She sat in the grassy aisle long after everyone else had left. Not on the grass. She would sit on the grass if she could. Be close to the earth. But her vertebrae were arthritic, her hips stiff as rusted hinges, and her knees hadn’t bent in years. She sat on the black padded seat of her walker, and looked straight ahead, and a little bit down. Soon, she thought, they would lock the gates. They must lock the gates to cemeteries, otherwise the mothers would never leave.
Her only child. The other people at the ceremony looked at her with horror. Their eyes said, Look, there is a woman who has suffered the worst blow a woman can suffer. She had wanted to say, but had not, Don’t worry so much for me. There was no blow. It was what was next. It had been a long and capricious illness. Long, long, long—he had suffered more years than not. There are certain things about a person that change when one is dying more years than they are living. There are certain things about a person that are not taken for granted when one watches someone dying that long. Joy was one of them. And it was alright, really, because after a while other things came to fill its place. Anxiety took the place of a timepiece, grief kept her heart beating. To assuage the pain in her throat, swallowing became as regular as blinking. It was remarkable, how one emotion flowed in to take the place of another, like water in a dry ditch.

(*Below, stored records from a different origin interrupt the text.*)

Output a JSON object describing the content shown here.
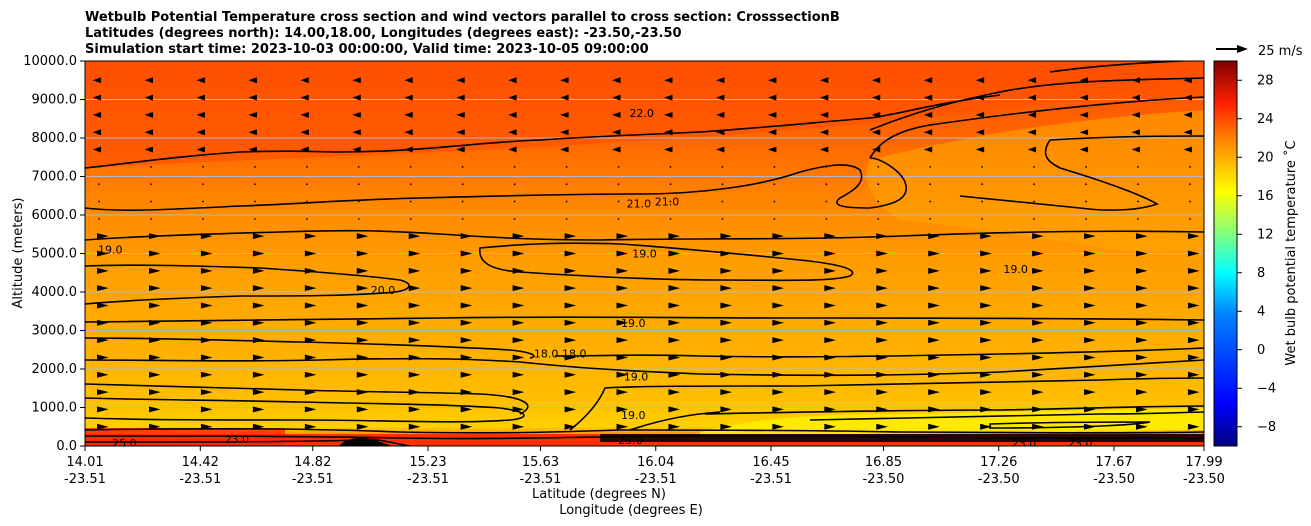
{
  "chart_data": {
    "type": "contour",
    "title_lines": [
      "Wetbulb Potential Temperature cross section and wind vectors parallel to cross section: CrosssectionB",
      "Latitudes (degrees north): 14.00,18.00, Longitudes (degrees east): -23.50,-23.50",
      "Simulation start time: 2023-10-03 00:00:00, Valid time: 2023-10-05 09:00:00"
    ],
    "xlabel_lat": "Latitude (degrees N)",
    "xlabel_lon": "Longitude (degrees E)",
    "ylabel": "Altitude (meters)",
    "ylim": [
      0,
      10000
    ],
    "yticks": [
      "0.0",
      "1000.0",
      "2000.0",
      "3000.0",
      "4000.0",
      "5000.0",
      "6000.0",
      "7000.0",
      "8000.0",
      "9000.0",
      "10000.0"
    ],
    "xlim": [
      14.01,
      17.99
    ],
    "xticks": [
      {
        "lat": "14.01",
        "lon": "-23.51"
      },
      {
        "lat": "14.42",
        "lon": "-23.51"
      },
      {
        "lat": "14.82",
        "lon": "-23.51"
      },
      {
        "lat": "15.23",
        "lon": "-23.51"
      },
      {
        "lat": "15.63",
        "lon": "-23.51"
      },
      {
        "lat": "16.04",
        "lon": "-23.51"
      },
      {
        "lat": "16.45",
        "lon": "-23.51"
      },
      {
        "lat": "16.85",
        "lon": "-23.50"
      },
      {
        "lat": "17.26",
        "lon": "-23.50"
      },
      {
        "lat": "17.67",
        "lon": "-23.50"
      },
      {
        "lat": "17.99",
        "lon": "-23.50"
      }
    ],
    "grid": true,
    "colorbar": {
      "label": "Wet bulb potential temperature ˚C",
      "range": [
        -10,
        30
      ],
      "ticks": [
        "28",
        "24",
        "20",
        "16",
        "12",
        "8",
        "4",
        "0",
        "−4",
        "−8"
      ],
      "colormap": "jet"
    },
    "quiver_key": {
      "label": "25 m/s",
      "speed": 25
    },
    "contour_labels": [
      {
        "text": "22.0",
        "lat": 15.99,
        "alt": 8650
      },
      {
        "text": "21.0",
        "lat": 15.98,
        "alt": 6300
      },
      {
        "text": "21.0",
        "lat": 16.08,
        "alt": 6350
      },
      {
        "text": "19.0",
        "lat": 14.1,
        "alt": 5100
      },
      {
        "text": "19.0",
        "lat": 16.0,
        "alt": 5000
      },
      {
        "text": "19.0",
        "lat": 17.32,
        "alt": 4600
      },
      {
        "text": "20.0",
        "lat": 15.07,
        "alt": 4050
      },
      {
        "text": "19.0",
        "lat": 15.96,
        "alt": 3200
      },
      {
        "text": "18.0",
        "lat": 15.65,
        "alt": 2400
      },
      {
        "text": "18.0",
        "lat": 15.75,
        "alt": 2400
      },
      {
        "text": "19.0",
        "lat": 15.97,
        "alt": 1800
      },
      {
        "text": "19.0",
        "lat": 15.96,
        "alt": 800
      },
      {
        "text": "25.0",
        "lat": 14.15,
        "alt": 80
      },
      {
        "text": "23.0",
        "lat": 14.55,
        "alt": 180
      },
      {
        "text": "23.0",
        "lat": 15.95,
        "alt": 150
      },
      {
        "text": "23.0",
        "lat": 17.35,
        "alt": 80
      },
      {
        "text": "23.0",
        "lat": 17.55,
        "alt": 80
      }
    ],
    "wind_vectors": {
      "upper_layer": {
        "alt_range": [
          7500,
          10000
        ],
        "direction": "southward",
        "speed_mps": 4
      },
      "mid_layer": {
        "alt_range": [
          5500,
          7500
        ],
        "direction": "weak",
        "speed_mps": 1
      },
      "lower_layer": {
        "alt_range": [
          500,
          5500
        ],
        "direction": "northward",
        "speed_mps": 6
      }
    }
  }
}
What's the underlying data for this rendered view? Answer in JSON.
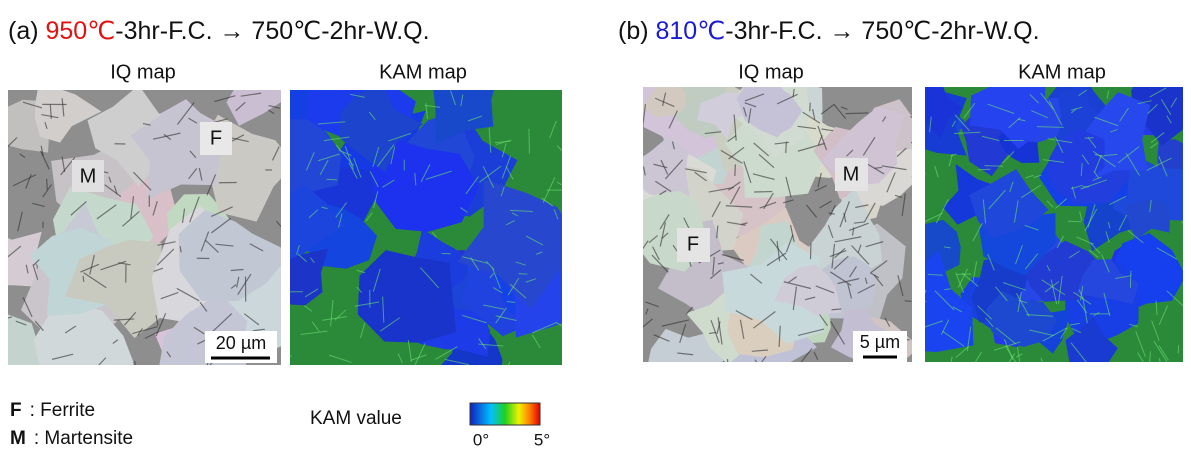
{
  "panels": [
    {
      "title": {
        "prefix": "(a) ",
        "temperature": "950℃",
        "suffix": "-3hr-F.C. → 750℃-2hr-W.Q."
      },
      "temperature_color": "#e31010",
      "maps": [
        "IQ map",
        "KAM map"
      ],
      "phase_labels": [
        "F",
        "M"
      ],
      "scale_bar": "20 µm"
    },
    {
      "title": {
        "prefix": "(b) ",
        "temperature": "810℃",
        "suffix": "-3hr-F.C. → 750℃-2hr-W.Q."
      },
      "temperature_color": "#1a1ad0",
      "maps": [
        "IQ map",
        "KAM map"
      ],
      "phase_labels": [
        "F",
        "M"
      ],
      "scale_bar": "5 µm"
    }
  ],
  "legend": {
    "phases": [
      {
        "symbol": "F",
        "text": ": Ferrite"
      },
      {
        "symbol": "M",
        "text": ": Martensite"
      }
    ],
    "kam": {
      "label": "KAM value",
      "min": "0°",
      "max": "5°"
    }
  }
}
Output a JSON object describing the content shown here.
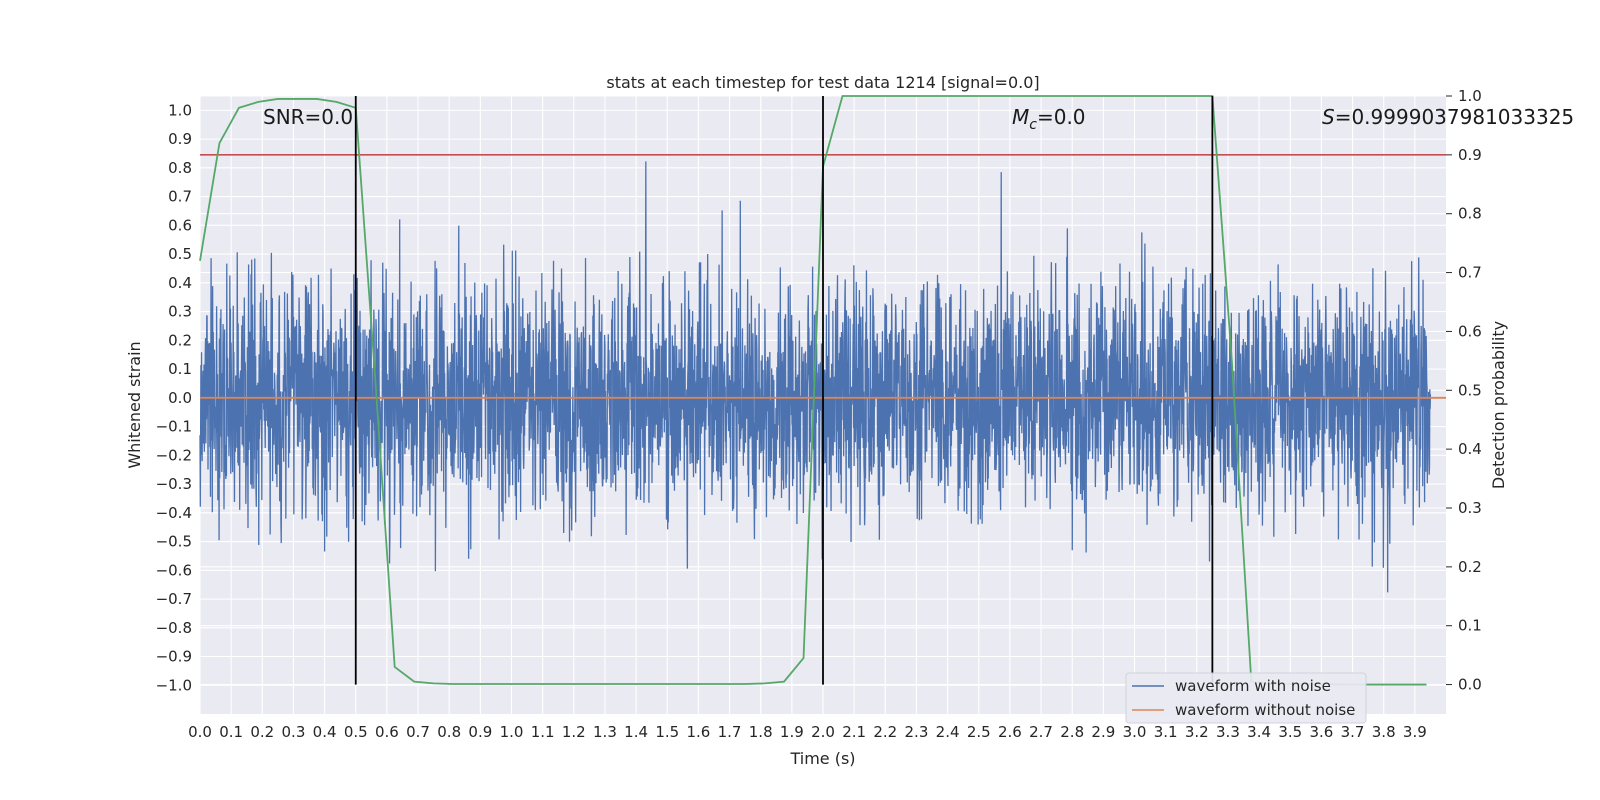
{
  "chart_data": {
    "type": "line",
    "title": "stats at each timestep for test data 1214 [signal=0.0]",
    "xlabel": "Time (s)",
    "ylabel": "Whitened strain",
    "ylabel_right": "Detection probability",
    "xlim": [
      0.0,
      4.0
    ],
    "ylim": [
      -1.1,
      1.05
    ],
    "ylim_right": [
      -0.05,
      1.0
    ],
    "x_ticks": [
      "0.0",
      "0.1",
      "0.2",
      "0.3",
      "0.4",
      "0.5",
      "0.6",
      "0.7",
      "0.8",
      "0.9",
      "1.0",
      "1.1",
      "1.2",
      "1.3",
      "1.4",
      "1.5",
      "1.6",
      "1.7",
      "1.8",
      "1.9",
      "2.0",
      "2.1",
      "2.2",
      "2.3",
      "2.4",
      "2.5",
      "2.6",
      "2.7",
      "2.8",
      "2.9",
      "3.0",
      "3.1",
      "3.2",
      "3.3",
      "3.4",
      "3.5",
      "3.6",
      "3.7",
      "3.8",
      "3.9"
    ],
    "y_ticks": [
      "1.0",
      "0.9",
      "0.8",
      "0.7",
      "0.6",
      "0.5",
      "0.4",
      "0.3",
      "0.2",
      "0.1",
      "0.0",
      "−0.1",
      "−0.2",
      "−0.3",
      "−0.4",
      "−0.5",
      "−0.6",
      "−0.7",
      "−0.8",
      "−0.9",
      "−1.0"
    ],
    "y_ticks_right": [
      "1.0",
      "0.9",
      "0.8",
      "0.7",
      "0.6",
      "0.5",
      "0.4",
      "0.3",
      "0.2",
      "0.1",
      "0.0"
    ],
    "grid": true,
    "legend_position": "bottom-right",
    "annotations": {
      "snr": "SNR=0.0",
      "mc_symbol": "M",
      "mc_sub": "c",
      "mc_value": "=0.0",
      "s_symbol": "S",
      "s_value": "=0.9999037981033325"
    },
    "series": [
      {
        "name": "waveform with noise",
        "color": "#4c72b0",
        "description": "whitened noise, amplitude mostly within ±0.6 across 0.0–4.0 s"
      },
      {
        "name": "waveform without noise",
        "color": "#dd8452",
        "x": [
          0.0,
          4.0
        ],
        "y": [
          0.0,
          0.0
        ]
      }
    ],
    "detection_probability": {
      "color": "#55a868",
      "x": [
        0.0,
        0.0625,
        0.125,
        0.1875,
        0.25,
        0.3125,
        0.375,
        0.4375,
        0.5,
        0.5625,
        0.625,
        0.6875,
        0.75,
        0.8125,
        0.875,
        1.0,
        1.25,
        1.5,
        1.75,
        1.8125,
        1.875,
        1.9375,
        2.0,
        2.0625,
        2.125,
        2.5,
        3.0,
        3.1875,
        3.25,
        3.3125,
        3.375,
        3.4375,
        3.5,
        3.75,
        3.9375
      ],
      "y": [
        0.72,
        0.92,
        0.98,
        0.99,
        0.995,
        0.995,
        0.995,
        0.99,
        0.98,
        0.52,
        0.03,
        0.005,
        0.002,
        0.001,
        0.001,
        0.001,
        0.001,
        0.001,
        0.001,
        0.002,
        0.005,
        0.045,
        0.88,
        1.0,
        1.0,
        1.0,
        1.0,
        1.0,
        1.0,
        0.55,
        0.005,
        0.001,
        0.001,
        0.0,
        0.0
      ]
    },
    "threshold": {
      "color": "#c44e52",
      "value": 0.9
    },
    "vertical_markers": {
      "color": "#000000",
      "x": [
        0.5,
        2.0,
        3.25
      ]
    }
  }
}
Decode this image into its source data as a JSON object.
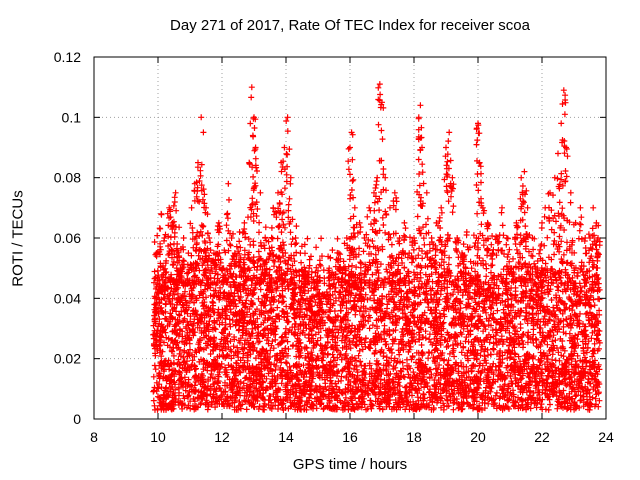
{
  "chart_data": {
    "type": "scatter",
    "title": "Day 271 of 2017, Rate Of TEC Index for receiver scoa",
    "xlabel": "GPS time / hours",
    "ylabel": "ROTI / TECUs",
    "xlim": [
      8,
      24
    ],
    "ylim": [
      0,
      0.12
    ],
    "xticks": [
      "8",
      "10",
      "12",
      "14",
      "16",
      "18",
      "20",
      "22",
      "24"
    ],
    "yticks": [
      "0",
      "0.02",
      "0.04",
      "0.06",
      "0.08",
      "0.1",
      "0.12"
    ],
    "grid": true,
    "marker": "+",
    "color": "#ff0000",
    "series": [
      {
        "x": [
          9.9,
          9.95,
          10.0,
          10.1,
          10.2,
          10.35,
          10.45,
          10.55,
          10.6,
          10.7,
          10.8,
          10.95,
          11.05,
          11.15,
          11.25,
          11.35,
          11.42,
          11.5,
          11.6,
          11.75,
          11.9,
          12.05,
          12.2,
          12.3,
          12.4,
          12.55,
          12.7,
          12.85,
          12.93,
          13.0,
          13.05,
          13.2,
          13.35,
          13.5,
          13.6,
          13.75,
          13.85,
          13.95,
          14.05,
          14.15,
          14.3,
          14.45,
          14.6,
          14.75,
          14.9,
          15.05,
          15.2,
          15.35,
          15.5,
          15.65,
          15.8,
          15.9,
          16.0,
          16.05,
          16.15,
          16.3,
          16.45,
          16.6,
          16.75,
          16.85,
          16.93,
          17.0,
          17.1,
          17.25,
          17.4,
          17.55,
          17.7,
          17.85,
          18.0,
          18.15,
          18.2,
          18.25,
          18.4,
          18.55,
          18.7,
          18.85,
          19.0,
          19.1,
          19.2,
          19.35,
          19.5,
          19.65,
          19.8,
          19.95,
          20.0,
          20.05,
          20.15,
          20.3,
          20.45,
          20.6,
          20.75,
          20.9,
          21.05,
          21.2,
          21.35,
          21.45,
          21.55,
          21.7,
          21.85,
          22.0,
          22.1,
          22.25,
          22.4,
          22.5,
          22.6,
          22.68,
          22.75,
          22.9,
          23.05,
          23.2,
          23.35,
          23.5,
          23.6,
          23.7,
          23.75
        ],
        "y": [
          0.04,
          0.055,
          0.045,
          0.068,
          0.06,
          0.07,
          0.065,
          0.075,
          0.058,
          0.05,
          0.06,
          0.055,
          0.07,
          0.078,
          0.085,
          0.1,
          0.095,
          0.07,
          0.06,
          0.055,
          0.065,
          0.05,
          0.078,
          0.06,
          0.055,
          0.062,
          0.065,
          0.085,
          0.11,
          0.1,
          0.09,
          0.075,
          0.06,
          0.055,
          0.07,
          0.075,
          0.085,
          0.09,
          0.1,
          0.08,
          0.06,
          0.055,
          0.045,
          0.04,
          0.035,
          0.04,
          0.045,
          0.05,
          0.045,
          0.055,
          0.05,
          0.06,
          0.09,
          0.095,
          0.07,
          0.065,
          0.06,
          0.07,
          0.075,
          0.08,
          0.111,
          0.105,
          0.08,
          0.07,
          0.075,
          0.06,
          0.065,
          0.055,
          0.06,
          0.1,
          0.104,
          0.09,
          0.075,
          0.06,
          0.065,
          0.07,
          0.09,
          0.095,
          0.08,
          0.06,
          0.055,
          0.062,
          0.05,
          0.06,
          0.098,
          0.085,
          0.07,
          0.065,
          0.055,
          0.06,
          0.07,
          0.06,
          0.05,
          0.065,
          0.08,
          0.082,
          0.07,
          0.06,
          0.05,
          0.065,
          0.07,
          0.075,
          0.08,
          0.088,
          0.098,
          0.109,
          0.09,
          0.075,
          0.065,
          0.07,
          0.06,
          0.06,
          0.07,
          0.065,
          0.06
        ]
      }
    ],
    "density": {
      "x_start": 9.85,
      "x_end": 23.8,
      "base_range": [
        0.003,
        0.018
      ],
      "mid_range": [
        0.018,
        0.045
      ],
      "upper_range": [
        0.045,
        0.065
      ]
    }
  }
}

They had buried him under a tree. Not right under it, but out where the the branches still slapped dappled light onto him. It was good, because he had been too much in beds to sit under many trees. Some day the stone around his name would be tarnished with dirt and plastered with leaves, and that pleased her, because it would give him character, the kind of character people who are sick do not always have the time to design.
The sun was in her eyes now coming through the tree branches, and a bird, realizing time was scarce left in this day for activities, spiraled through the air out of nowhere and lighted on a wind-tossed tree branch. It was a little grey bird, with a white chest, but perched now right in front of the grapefruit sun, it was a burnished burgundy silhouette. It was an eager creature, full of quick movement and energy. It posed and preened with wings stretched wide, basking in the backdrop of the entire sun. It was a proud bird, and beautiful—it owned the world!
She felt a blooming inside her. A baffling, unstoppable uplifting of spirits, and a smile. How long had it been since something so presumptuous as a smile had approached her? How long since simple amusement had dared to pluck at the great woolly gravity that smothered the earth? And she thought, Where did this come from? Where do they come from, these things that we feel?